09/05/08 09:30 Filed in: Rantin'
Fathers are for rough-housing right! I have two girls, and both of them love to play rough with me, and I love it. I love to have them crawling all over me, nothing makes me feel closer to them. The smiles on their faces and the squeals of deilght are intoxicating. It is not without it's dangers however, and for the unaware it can be downright painful. I play with my kids quite a lot, so I'm always "on guard" and I think being a man comes with an extra heightened sense of self presevation, if you know what I mean. So I always find it moderately amusing when one of my kids inadvertently lays the smack-down on some unsuspecting adult who decides to get in the ring with them. Let me reiterate, I have two GIRLS, both of which have a combined weight that barely tips the scales at 60lbs. They are light, and slight, so not visibly an outward threat. This is what makes them so dangerous, their dainty stature and shining faces deceive their targets into relaxing and WHAM! They strike like sledge hammers! The other factor is they are relentless, they just keep coming. I haven't figured out yet how to turn that off without tears, but I'm working on that one.
Anyone with small children that are still not yet in school but have past the toddling age, knows that you do not take your eyes off of them when playing physically interactive games. This is just asking for a knee or two to the forehead. Even during story or cuddle time, the defenses should still be on alert, wary of an unprovoked full-arching reverse head-butt. ThingTwo is now at "That Height" and of the belief that running full-tilt at me hands up and head forward is just the "funnest" thing in the world, and will do so when the mood strikes her.
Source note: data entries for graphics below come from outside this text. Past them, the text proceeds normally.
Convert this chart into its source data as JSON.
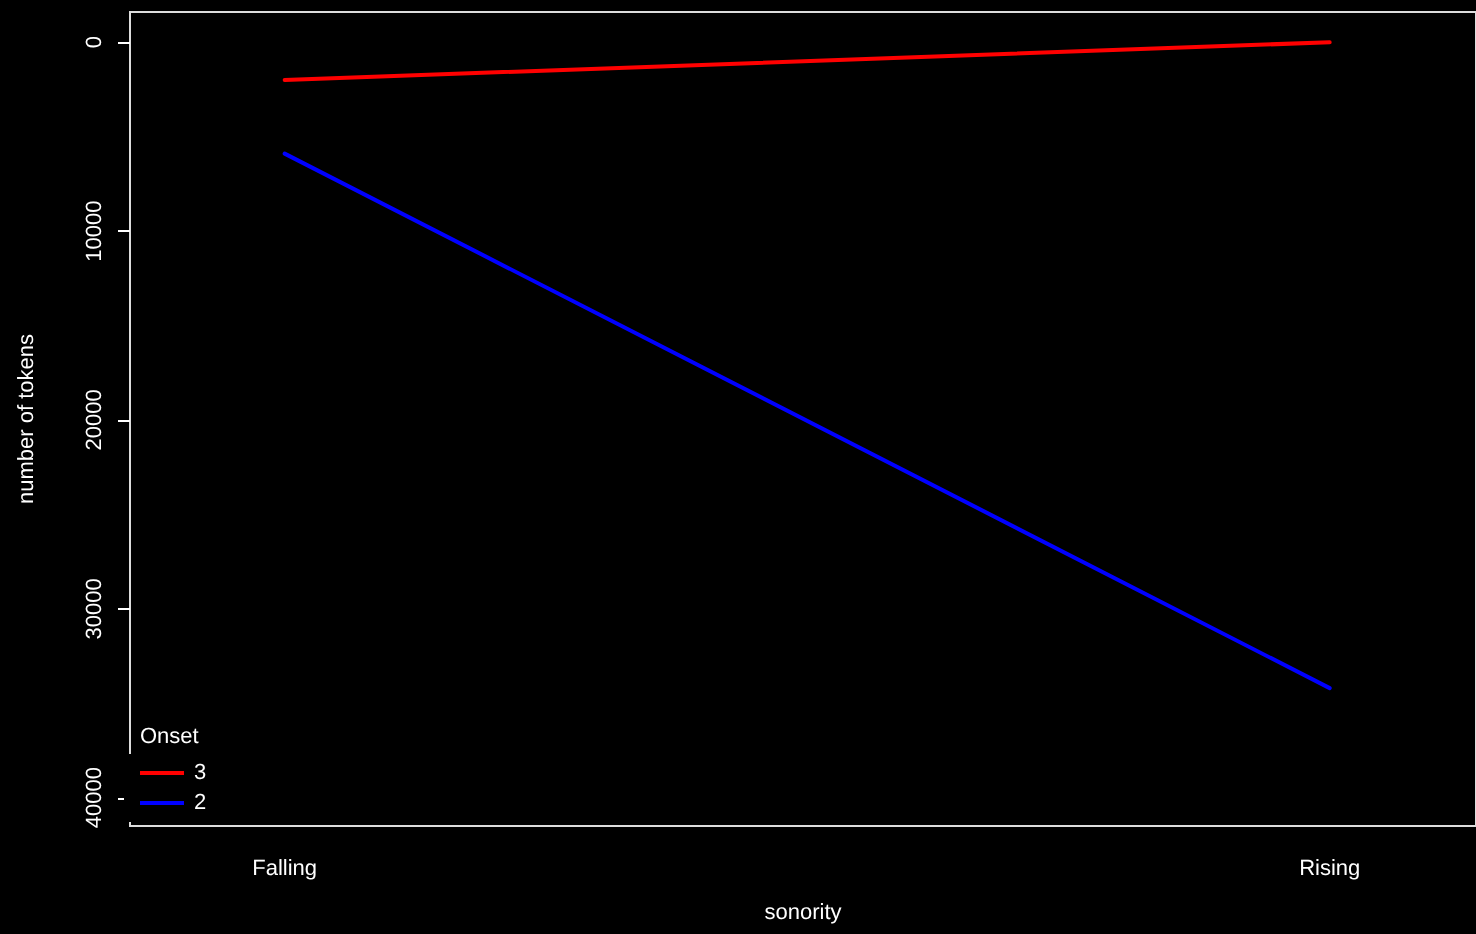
{
  "chart_data": {
    "type": "line",
    "xlabel": "sonority",
    "ylabel": "number of tokens",
    "legend_title": "Onset",
    "categories": [
      "Falling",
      "Rising"
    ],
    "series": [
      {
        "name": "3",
        "color": "#ff0000",
        "values": [
          2000,
          0
        ]
      },
      {
        "name": "2",
        "color": "#0000ff",
        "values": [
          5900,
          34200
        ]
      }
    ],
    "ylim": [
      41500,
      -1600
    ],
    "yticks": [
      0,
      10000,
      20000,
      30000,
      40000
    ],
    "grid": false,
    "legend": "bottom left",
    "marker": "none",
    "line_style": "solid"
  }
}
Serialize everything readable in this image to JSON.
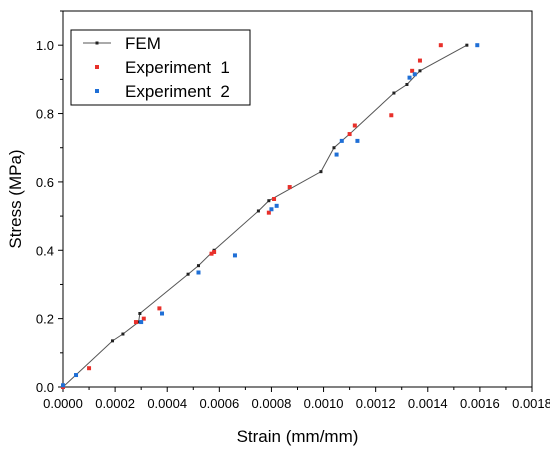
{
  "chart_data": {
    "type": "scatter",
    "xlabel": "Strain (mm/mm)",
    "ylabel": "Stress (MPa)",
    "xlim": [
      0.0,
      0.0018
    ],
    "ylim": [
      0.0,
      1.1
    ],
    "xticks": [
      "0.0000",
      "0.0002",
      "0.0004",
      "0.0006",
      "0.0008",
      "0.0010",
      "0.0012",
      "0.0014",
      "0.0016",
      "0.0018"
    ],
    "yticks": [
      "0.0",
      "0.2",
      "0.4",
      "0.6",
      "0.8",
      "1.0"
    ],
    "legend_position": "top-left",
    "series": [
      {
        "name": "FEM",
        "style": "line-with-markers",
        "color": "#555555",
        "marker_color": "#222222",
        "points": [
          [
            0.0,
            0.0
          ],
          [
            0.00019,
            0.135
          ],
          [
            0.00023,
            0.155
          ],
          [
            0.00029,
            0.19
          ],
          [
            0.000295,
            0.215
          ],
          [
            0.00048,
            0.33
          ],
          [
            0.00052,
            0.355
          ],
          [
            0.00058,
            0.4
          ],
          [
            0.00075,
            0.515
          ],
          [
            0.00079,
            0.545
          ],
          [
            0.00099,
            0.63
          ],
          [
            0.00104,
            0.7
          ],
          [
            0.0011,
            0.74
          ],
          [
            0.00127,
            0.86
          ],
          [
            0.00132,
            0.885
          ],
          [
            0.00137,
            0.925
          ],
          [
            0.00155,
            1.0
          ]
        ]
      },
      {
        "name": "Experiment  1",
        "style": "markers",
        "color": "#e8302a",
        "points": [
          [
            0.0,
            0.0
          ],
          [
            0.0001,
            0.055
          ],
          [
            0.00028,
            0.19
          ],
          [
            0.00031,
            0.2
          ],
          [
            0.00037,
            0.23
          ],
          [
            0.00057,
            0.39
          ],
          [
            0.00058,
            0.395
          ],
          [
            0.00079,
            0.51
          ],
          [
            0.00081,
            0.55
          ],
          [
            0.00087,
            0.585
          ],
          [
            0.0011,
            0.74
          ],
          [
            0.00112,
            0.765
          ],
          [
            0.00126,
            0.795
          ],
          [
            0.00134,
            0.925
          ],
          [
            0.00137,
            0.955
          ],
          [
            0.00145,
            1.0
          ]
        ]
      },
      {
        "name": "Experiment  2",
        "style": "markers",
        "color": "#1f6fd6",
        "points": [
          [
            0.0,
            0.005
          ],
          [
            5e-05,
            0.035
          ],
          [
            0.0003,
            0.19
          ],
          [
            0.00038,
            0.215
          ],
          [
            0.00052,
            0.335
          ],
          [
            0.00066,
            0.385
          ],
          [
            0.0008,
            0.52
          ],
          [
            0.00082,
            0.53
          ],
          [
            0.00105,
            0.68
          ],
          [
            0.00107,
            0.72
          ],
          [
            0.00113,
            0.72
          ],
          [
            0.00133,
            0.905
          ],
          [
            0.00135,
            0.915
          ],
          [
            0.00159,
            1.0
          ]
        ]
      }
    ]
  }
}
ThingOne likes to "cuddle" but is incapable of sitting still for more than three seconds at a time and thus I sit in the "Forearm block" position in anticipation of a wayward elbow or an errant knee. She is also especially skilled with her footwork in both the "climb into the lap" and the "climb up the front and backflip dismount" manouevres. Dads especially will appreciate this last one, "The Chest or Armpit Hair clutch". This one comes out of nowhere, is almost impossible to defend against, and is both excruciatingly painful and dangerous on more than one level. The child is usually perched in some precarious position and so letting go of them or reeling away in pain could lead to more serious ramifications making it imperative that you suck it up and endure the torture while it lasts. The other thing is that crying out in either pain or anger may scare the child making things worse and let's face it, making you look like a big ol' sissy.
I would like to invite others to add to the list of ShortThing Defense Tactics, let me know what moves your ShortThings have that routinely catch the rookies off-guard, and remember:
Pain Heals, Chicks dig scars, Glory is forever.